One of the ways that the market is responding to that is through things such as the recently introduced SRES designation, Senior Real Estate Specialist Designation that we introduced early this year, that would have realtors helping introduce baby boomer and older clients to financial planners, to estates and trust people and increasingly linked to developments, recreational developments. So if they do care to put part of their holdings into other real estate here or abroad, they have an avenue to do so.
Fred: Aron, not everybody has a pile of cash that they could just go ahead and all of the sudden plunk it down on some new real estate assets, some of us have to borrow from time to time. So it's important to understand what is your forecast for borrowing costs?
Aron: Well, Fried, I think the best chance is that they're going to stay around current levels in the months ahead and probably at least through the summer and maybe into the fall.
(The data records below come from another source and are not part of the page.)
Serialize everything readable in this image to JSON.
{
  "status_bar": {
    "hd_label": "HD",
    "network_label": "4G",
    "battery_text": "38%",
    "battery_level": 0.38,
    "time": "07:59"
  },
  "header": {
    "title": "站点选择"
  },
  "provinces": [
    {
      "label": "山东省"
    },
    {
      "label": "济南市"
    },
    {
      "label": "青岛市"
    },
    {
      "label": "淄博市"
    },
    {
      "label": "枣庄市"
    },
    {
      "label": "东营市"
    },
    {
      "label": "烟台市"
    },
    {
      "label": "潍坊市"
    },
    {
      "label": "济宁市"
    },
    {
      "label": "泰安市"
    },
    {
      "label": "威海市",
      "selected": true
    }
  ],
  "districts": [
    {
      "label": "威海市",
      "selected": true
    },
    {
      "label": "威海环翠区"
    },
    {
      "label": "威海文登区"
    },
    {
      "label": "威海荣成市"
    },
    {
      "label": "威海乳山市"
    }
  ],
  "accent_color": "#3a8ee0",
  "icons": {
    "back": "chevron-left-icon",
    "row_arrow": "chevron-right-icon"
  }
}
But if we are a little bit lucky they could be coming down, that would be our major risk factor, that a slow down that is emerging in the U.S. could pull interest rates down. Right now, though, steady as she goes but with a risk of lower rates.
Fred: Phil, I keep reading comment in relationships with the real estate market in particularly from the U.S., you hear about the U.S. housing market and the slow down that's there, how do the two markets, the U.S. market and the Canadian market then compare.
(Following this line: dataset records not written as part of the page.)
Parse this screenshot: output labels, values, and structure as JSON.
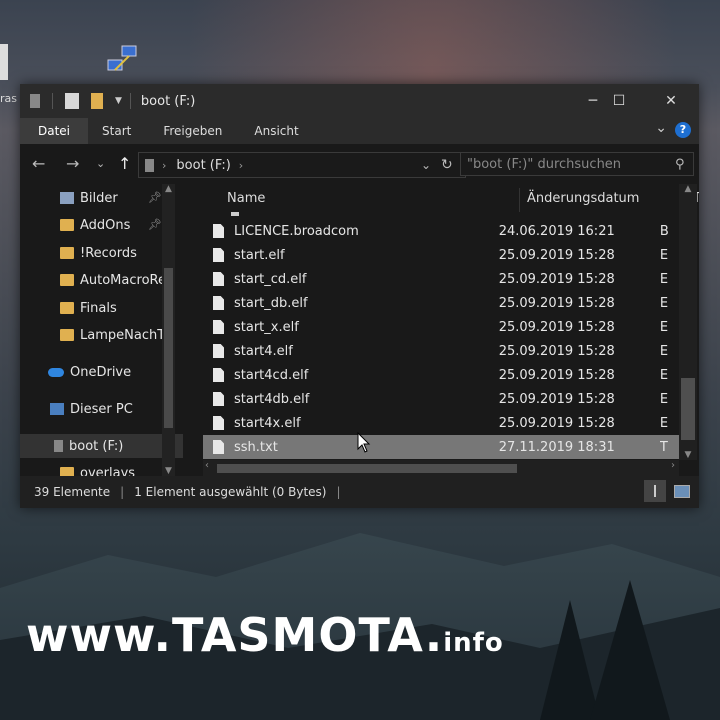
{
  "window": {
    "title": "boot (F:)",
    "controls": {
      "minimize": "─",
      "maximize": "☐",
      "close": "✕"
    }
  },
  "ribbon": {
    "tabs": [
      "Datei",
      "Start",
      "Freigeben",
      "Ansicht"
    ],
    "help": "?"
  },
  "address": {
    "path": "boot (F:)",
    "search_placeholder": "\"boot (F:)\" durchsuchen"
  },
  "nav": {
    "items": [
      {
        "label": "Bilder",
        "icon": "pictures-icon",
        "pinned": true
      },
      {
        "label": "AddOns",
        "icon": "folder-icon",
        "pinned": true
      },
      {
        "label": "!Records",
        "icon": "folder-icon",
        "pinned": false
      },
      {
        "label": "AutoMacroRec",
        "icon": "folder-icon",
        "pinned": false
      },
      {
        "label": "Finals",
        "icon": "folder-icon",
        "pinned": false
      },
      {
        "label": "LampeNachTag",
        "icon": "folder-icon",
        "pinned": false
      },
      {
        "label": "OneDrive",
        "icon": "cloud-icon",
        "pinned": false
      },
      {
        "label": "Dieser PC",
        "icon": "pc-icon",
        "pinned": false
      },
      {
        "label": "boot (F:)",
        "icon": "drive-icon",
        "pinned": false
      },
      {
        "label": "overlays",
        "icon": "folder-icon",
        "pinned": false
      }
    ]
  },
  "columns": {
    "name": "Name",
    "date": "Änderungsdatum",
    "type": "T"
  },
  "files": [
    {
      "name": "LICENCE.broadcom",
      "date": "24.06.2019 16:21",
      "type": "B"
    },
    {
      "name": "start.elf",
      "date": "25.09.2019 15:28",
      "type": "E"
    },
    {
      "name": "start_cd.elf",
      "date": "25.09.2019 15:28",
      "type": "E"
    },
    {
      "name": "start_db.elf",
      "date": "25.09.2019 15:28",
      "type": "E"
    },
    {
      "name": "start_x.elf",
      "date": "25.09.2019 15:28",
      "type": "E"
    },
    {
      "name": "start4.elf",
      "date": "25.09.2019 15:28",
      "type": "E"
    },
    {
      "name": "start4cd.elf",
      "date": "25.09.2019 15:28",
      "type": "E"
    },
    {
      "name": "start4db.elf",
      "date": "25.09.2019 15:28",
      "type": "E"
    },
    {
      "name": "start4x.elf",
      "date": "25.09.2019 15:28",
      "type": "E"
    },
    {
      "name": "ssh.txt",
      "date": "27.11.2019 18:31",
      "type": "T"
    }
  ],
  "status": {
    "count": "39 Elemente",
    "selection": "1 Element ausgewählt (0 Bytes)"
  },
  "desktop_icon_label": "ras",
  "brand": {
    "main": "www.TASMOTA.",
    "suffix": "info"
  }
}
Phil: Well they are very different markets. Our market continues to expand and the U.S. housing market overall is clearly in contraction. To understand the differences we have to step back and first of all look at what the central banks have done over the past couple of years. The United States which has been subject to much harsher inflationary pressure has had to take a harder line on interest rates. And as a result, they raise their rates at a quicker rate and over a longer period of time than we had to do in Canada. Their rate is not only higher but the shock from an extended and more aggressive rate rising period really hit the real estate industry hard.
And that is a real estate industry that had been stoked by a number of very aggressive financial instruments, mortgage products and such and, as a result, we have an American public that has a debt-load that is much higher than the Canadian equivalent. You layer that on top of the debt load carried by the various levels of governments, in particular the federal government of the United States, and you get a house that is just not in the kind of shape that the Canadian financial balance sheet is in. That higher debt.
I guess the final point on this is that the higher debt load they carry has translated into much more expensive housing. So affordability in the United States is at its worst level in over two decades where as here in Canada affordability, despite the rising prices in recent years, is still much better than it was relatively in 1989.
Fred: So what you're saying is we should be happy "we are where we are" in particularly if we're in the real estate market, the opportunities in Canada sure out-weigh the opportunities in the United States.
Phil: In the short-term and the medium-term, Canada is the place you want to be trading in real estate. One of the long-term things that will favor the United States is that they do have a healthier year birth rate projection than in Canada and if we push our time horizon out ten to twenty years things should look pretty good in the United States.
Fred: Interesting Phil, thank you. Thank you Aron. Thank you both for sharing your views on the outlook for the Canadian Housing Market in 2007. And thank you too for listening.